SQL: I have to absolutely disagree with S.Lott' answer.
I am not aware of out-of-the-box solution, but it is definitely possible to discover all the tables that have ForeignKey constraints to a given table. One needs to use properly the INFORMATION_SCHEMA views such as REFERENTIAL_CONSTRAINTS, KEY_COLUMN_USAGE, TABLE_CONSTRAINTS, etc. See SQL Server example. With some limitations and extensions, most versions of new relational databases support INFORMATION_SCHEMA standard. When you have all the FK information and the object (row) in the table, it is a matter of running few SELECT statements to get all other rows in other tables that refer to given row and prevent it from being deleted.

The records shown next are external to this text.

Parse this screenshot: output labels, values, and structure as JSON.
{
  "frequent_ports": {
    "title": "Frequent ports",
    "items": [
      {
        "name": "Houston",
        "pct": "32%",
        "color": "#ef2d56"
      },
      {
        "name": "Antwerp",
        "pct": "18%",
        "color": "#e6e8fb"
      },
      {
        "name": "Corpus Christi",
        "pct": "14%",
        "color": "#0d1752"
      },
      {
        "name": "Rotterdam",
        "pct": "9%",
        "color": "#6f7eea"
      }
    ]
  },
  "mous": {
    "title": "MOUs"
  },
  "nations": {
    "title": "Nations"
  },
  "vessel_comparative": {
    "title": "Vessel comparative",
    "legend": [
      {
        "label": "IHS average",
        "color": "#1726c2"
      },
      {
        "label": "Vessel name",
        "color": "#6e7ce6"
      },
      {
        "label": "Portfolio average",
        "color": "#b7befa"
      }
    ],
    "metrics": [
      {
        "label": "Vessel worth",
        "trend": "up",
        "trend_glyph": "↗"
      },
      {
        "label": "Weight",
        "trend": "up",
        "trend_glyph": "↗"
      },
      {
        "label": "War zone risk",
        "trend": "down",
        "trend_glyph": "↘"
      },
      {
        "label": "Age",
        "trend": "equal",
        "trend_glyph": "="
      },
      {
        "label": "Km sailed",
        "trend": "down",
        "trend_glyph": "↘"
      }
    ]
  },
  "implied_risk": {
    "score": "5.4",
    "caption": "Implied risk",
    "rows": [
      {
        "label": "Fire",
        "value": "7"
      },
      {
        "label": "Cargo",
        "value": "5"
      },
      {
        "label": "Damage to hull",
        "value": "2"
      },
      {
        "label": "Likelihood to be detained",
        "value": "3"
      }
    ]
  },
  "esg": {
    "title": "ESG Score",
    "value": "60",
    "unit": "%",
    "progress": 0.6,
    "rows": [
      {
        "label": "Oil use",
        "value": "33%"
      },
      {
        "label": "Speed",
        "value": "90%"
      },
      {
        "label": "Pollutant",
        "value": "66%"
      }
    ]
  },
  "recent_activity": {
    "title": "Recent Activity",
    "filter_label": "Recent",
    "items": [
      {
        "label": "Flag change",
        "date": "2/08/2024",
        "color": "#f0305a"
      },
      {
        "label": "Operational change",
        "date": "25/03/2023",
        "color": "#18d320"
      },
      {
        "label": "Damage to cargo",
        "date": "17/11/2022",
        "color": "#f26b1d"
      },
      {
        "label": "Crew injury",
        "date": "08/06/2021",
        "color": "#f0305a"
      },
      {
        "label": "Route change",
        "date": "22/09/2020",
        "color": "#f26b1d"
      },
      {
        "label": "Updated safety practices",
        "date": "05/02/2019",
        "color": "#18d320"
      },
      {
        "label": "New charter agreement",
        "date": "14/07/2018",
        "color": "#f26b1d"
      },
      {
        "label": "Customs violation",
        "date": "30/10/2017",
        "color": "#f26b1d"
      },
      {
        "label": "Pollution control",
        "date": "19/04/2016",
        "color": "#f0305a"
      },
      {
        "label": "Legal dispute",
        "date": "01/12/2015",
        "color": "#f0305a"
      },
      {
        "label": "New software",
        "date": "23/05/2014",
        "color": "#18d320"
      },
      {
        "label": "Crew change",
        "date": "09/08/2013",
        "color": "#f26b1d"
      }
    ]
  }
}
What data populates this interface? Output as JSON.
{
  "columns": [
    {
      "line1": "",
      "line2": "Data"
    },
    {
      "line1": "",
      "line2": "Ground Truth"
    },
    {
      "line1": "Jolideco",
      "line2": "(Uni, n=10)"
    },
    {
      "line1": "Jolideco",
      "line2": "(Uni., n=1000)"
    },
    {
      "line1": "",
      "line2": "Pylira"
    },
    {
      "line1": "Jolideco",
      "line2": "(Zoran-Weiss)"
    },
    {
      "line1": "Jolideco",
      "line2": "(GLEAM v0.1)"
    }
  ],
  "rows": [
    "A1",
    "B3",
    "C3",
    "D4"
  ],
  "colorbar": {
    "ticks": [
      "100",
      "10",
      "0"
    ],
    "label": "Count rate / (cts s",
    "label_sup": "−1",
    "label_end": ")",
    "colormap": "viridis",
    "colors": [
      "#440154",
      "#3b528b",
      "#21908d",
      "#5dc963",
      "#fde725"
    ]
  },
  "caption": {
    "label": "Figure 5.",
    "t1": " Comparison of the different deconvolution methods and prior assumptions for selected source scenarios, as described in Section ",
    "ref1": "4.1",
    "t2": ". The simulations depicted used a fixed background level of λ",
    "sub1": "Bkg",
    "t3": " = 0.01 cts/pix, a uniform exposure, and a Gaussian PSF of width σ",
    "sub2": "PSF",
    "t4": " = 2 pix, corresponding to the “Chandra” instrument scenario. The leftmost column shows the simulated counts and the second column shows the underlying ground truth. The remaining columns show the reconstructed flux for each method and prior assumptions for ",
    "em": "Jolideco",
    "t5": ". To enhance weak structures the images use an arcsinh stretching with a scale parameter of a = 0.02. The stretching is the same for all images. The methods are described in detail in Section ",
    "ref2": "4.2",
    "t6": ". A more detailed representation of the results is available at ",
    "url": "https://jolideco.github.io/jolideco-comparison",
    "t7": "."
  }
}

SqlAlchemy: As noted by stephan in his comment, if you use orm with backref for relations, then it should be quite easy for you to get the list of parent objects that keep reference to the object you are trying to delete, because those objects are basically mapped properties of your object (child1.Parent).
If you work with Table objects of sql alchemy (or not always use backref for relations), then you would have to get values of foreign_keys for all the tables, and then for all those ForeignKeys call references(...) method, providing your table as a parameter. In this way you will find all the FKs (and tables) that have reference to the table your object maps to. Then you can query all the objects that keep reference to your object by constructing the query for each of those FKs.
In general, there's no way to "discover" all of the references in a relational database.
In some databases, they may use declarative referential integrity in the form of explicit Foreign Key or Check constraints.
But there's no requirement to do this. It can be incomplete or inconsistent.
Any query can include a FK relationship that is not declared. Without the universe of all queries, you can't know the relationships which are used but not declared.
To find "referers" in general, you must actually know the database design and have all queries.
For each model class, you can easily see if all its one-to-many relations are empty simply by asking for the list in each case and seeing how many entries it contains. (There is probably a more efficient way implemented in terms of COUNT, too.) If there are any foreign keys relating to the object, and you have your object relations set up correctly, then at least one of these lists will be non-zero in length.